Une lutte qui aura duré quatre ans entre la parution du Manifeste et la promulgation de la loi. Une période où le MLF et l’ensemble des sensibilités féministes a maintenu une pression constante sur le pouvoir en place. Une période marquée par des évènements forts et symboliques : grève de la faim d’adolescentes enceintes dans un foyer du Plessis-Robinson, les témoignages vibrants de femmes avortées à la Mutualité et le fameux procès de Marie-Claire Chevalier, une jeune femme de 16 ans poursuivie pour s’être fait avorter après avoir été violée. La gamine est violée, tombe enceinte et c’est elle qu’on poursuit devant les tribunaux, dans quel monde vivions-nous ? C’est l’avocate Gisèle Halimi qui la défendra et transformera son procès en « procès de l’avortement ». Dans ses conclusions, elle aura ces mots forts : « Nous, les femmes, nous, la moitié de l’humanité, nous nous sommes mises en marche. Je crois que nous n’accepterons plus que se perpétue cette oppression. »

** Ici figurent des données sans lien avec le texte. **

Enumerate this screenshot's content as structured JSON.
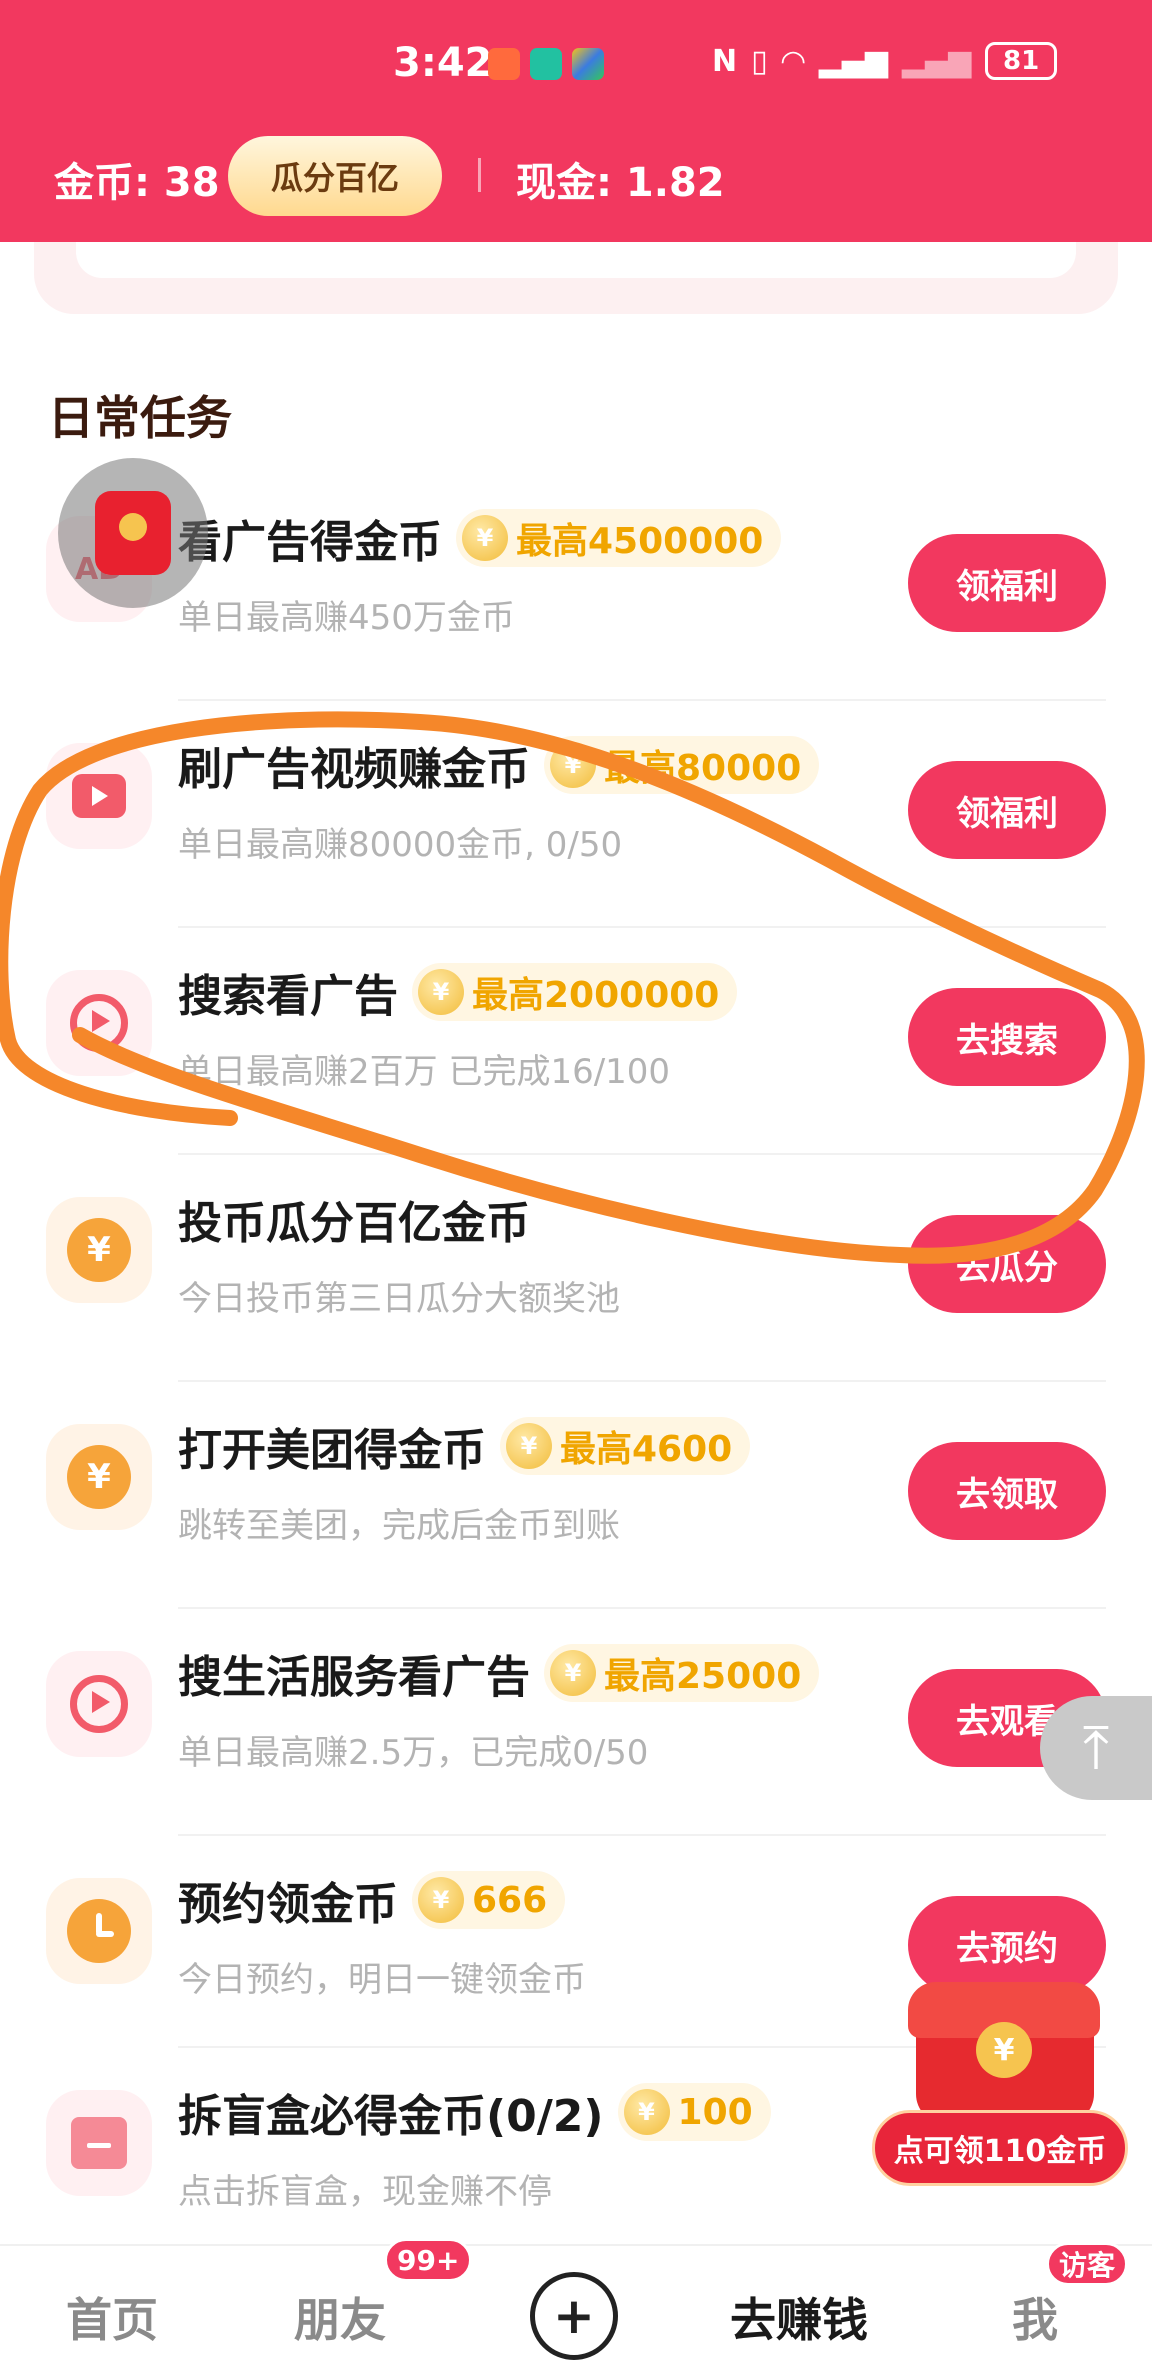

Arrive alors 1974 et l’élection de Valéry Giscard d’Estaing à la présidence de la République, un homme jeune dans un corps de vieux, le contraire de Macron, qui nomme Simone Veil au ministère de la Santé. On avait déjà Beauvoir, mais deux Simone valant mieux qu’une, celle-ci pris le dossier en main sur les volets politique et légal. Celle qui a connu les camps de concentration et y a perdu une bonne partie de sa famille, n’a pas froid aux yeux. Malgré les crachats, les insultes et les attaques plus violentes les unes que les autres, Simone Veil ira au bout.

Le 29 novembre 1974 à 3h40 du matin, la loi dépénalisant l’IVG est votée à l’Assemblée Nationale par 284 voix contre 189.

La France vient d’écrire une des plus grandes pages de son histoire.